Hennebont
Cruza la puerta de Broerec'h y entra en la ciudad amurallada
Hennebont se presenta al visitante con una puerta medieval enmarcada en dos torres enormes que sostienen la muralla de la ciudad. Esta ciudad ha conservado su hermoso legado arquitectónico medieval. Te aconsejamos visitarla a pie, a ser posible un jueves, día en que se celebra el mayor mercado de la zona.
Si te encuentras en la región de Lorient, no puedes pasar por alto Hennebont. La visita empieza por la puerta de Broerec’h, una de las puertas fortificadas de la ciudad medieval. Durante los bombardeos de agosto de 1944 resultó gravemente dañada, pero su silueta emblemática ha sido restaurada con paciencia y sus dos torres enormes permiten orgullosas el paso al interior de la ciudad, donde existen colecciones que muestran la historia y las tradiciones de la región. Pero es desde lo alto de la torre, desde el camino de ronda y a lo largo de la parte restaurada de las murallas cuando la ciudad muestra su cara más bonita.
Oyé, gentes dames!
La basílica Notre-Dame-du-Paradis es fácil de reconocer por su estilo gótico flamígero y su flecha de 65 m de altura. Pasa ante el nº 1 de la calle de la Paz (rue de la Paix), donde se halla la casa del Senescal, que recuerda el pasado medieval de Hennebont.

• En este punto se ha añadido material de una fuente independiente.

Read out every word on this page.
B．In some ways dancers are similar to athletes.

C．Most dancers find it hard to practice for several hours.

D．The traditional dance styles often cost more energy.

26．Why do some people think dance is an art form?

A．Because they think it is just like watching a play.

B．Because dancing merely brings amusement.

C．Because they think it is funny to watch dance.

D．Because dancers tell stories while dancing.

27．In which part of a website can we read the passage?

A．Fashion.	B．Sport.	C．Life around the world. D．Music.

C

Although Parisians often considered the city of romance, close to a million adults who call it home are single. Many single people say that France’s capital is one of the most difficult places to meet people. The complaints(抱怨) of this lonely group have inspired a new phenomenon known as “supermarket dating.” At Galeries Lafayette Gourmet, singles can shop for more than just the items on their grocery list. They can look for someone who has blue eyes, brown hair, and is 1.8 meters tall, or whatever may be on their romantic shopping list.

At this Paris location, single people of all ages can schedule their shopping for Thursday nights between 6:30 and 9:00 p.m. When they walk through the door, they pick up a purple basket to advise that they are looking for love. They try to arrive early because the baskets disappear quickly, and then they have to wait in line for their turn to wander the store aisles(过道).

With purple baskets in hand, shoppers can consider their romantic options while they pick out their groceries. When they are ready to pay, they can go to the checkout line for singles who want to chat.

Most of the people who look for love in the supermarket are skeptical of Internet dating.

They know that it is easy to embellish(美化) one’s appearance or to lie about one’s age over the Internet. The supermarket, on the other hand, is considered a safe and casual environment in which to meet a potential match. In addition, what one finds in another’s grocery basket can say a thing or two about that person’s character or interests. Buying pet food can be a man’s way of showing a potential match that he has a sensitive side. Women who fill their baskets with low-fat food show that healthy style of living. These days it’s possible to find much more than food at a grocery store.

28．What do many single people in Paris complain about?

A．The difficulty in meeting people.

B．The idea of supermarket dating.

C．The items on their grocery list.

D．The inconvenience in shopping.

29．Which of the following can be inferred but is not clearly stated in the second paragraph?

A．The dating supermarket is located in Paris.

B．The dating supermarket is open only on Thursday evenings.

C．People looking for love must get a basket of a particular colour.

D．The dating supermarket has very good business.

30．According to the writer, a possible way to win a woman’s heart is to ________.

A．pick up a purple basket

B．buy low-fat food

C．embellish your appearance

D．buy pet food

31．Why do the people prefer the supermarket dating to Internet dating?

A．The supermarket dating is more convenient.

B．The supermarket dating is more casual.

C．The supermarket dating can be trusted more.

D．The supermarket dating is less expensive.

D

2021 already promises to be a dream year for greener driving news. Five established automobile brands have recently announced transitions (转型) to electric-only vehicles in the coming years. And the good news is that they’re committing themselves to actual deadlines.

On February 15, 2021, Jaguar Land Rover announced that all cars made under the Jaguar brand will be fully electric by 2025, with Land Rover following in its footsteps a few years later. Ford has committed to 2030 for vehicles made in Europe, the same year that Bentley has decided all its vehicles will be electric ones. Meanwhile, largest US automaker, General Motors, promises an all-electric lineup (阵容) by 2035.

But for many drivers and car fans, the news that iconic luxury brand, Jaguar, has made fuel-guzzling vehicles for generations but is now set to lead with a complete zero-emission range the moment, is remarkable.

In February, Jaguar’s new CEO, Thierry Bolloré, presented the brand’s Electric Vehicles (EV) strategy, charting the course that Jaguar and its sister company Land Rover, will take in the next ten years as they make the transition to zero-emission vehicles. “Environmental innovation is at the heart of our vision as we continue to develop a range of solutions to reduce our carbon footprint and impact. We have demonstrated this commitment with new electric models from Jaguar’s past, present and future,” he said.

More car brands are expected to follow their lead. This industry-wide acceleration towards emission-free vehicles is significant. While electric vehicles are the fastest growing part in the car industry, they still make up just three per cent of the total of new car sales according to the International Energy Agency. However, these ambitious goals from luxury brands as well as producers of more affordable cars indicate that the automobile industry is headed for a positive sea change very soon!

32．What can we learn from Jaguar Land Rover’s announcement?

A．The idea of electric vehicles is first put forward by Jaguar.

Si deseas revivir esa época, participa en las Fiestas Medievales organizadas el último fin de semana de julio: torneos de caballería, animación en la calle… ¡Un auténtico viaje a la Edad Media!
¡A los caballos!
Los amantes de la equitación estarán encantados: a un kilómetro de Hennebont se halla la yeguada nacional cuyas instalaciones ocupan una antigua abadía cisterciense del siglo XIII. Podrás visitar los establos y los talleres de fabricación de las sillas. ¡Toda una institución!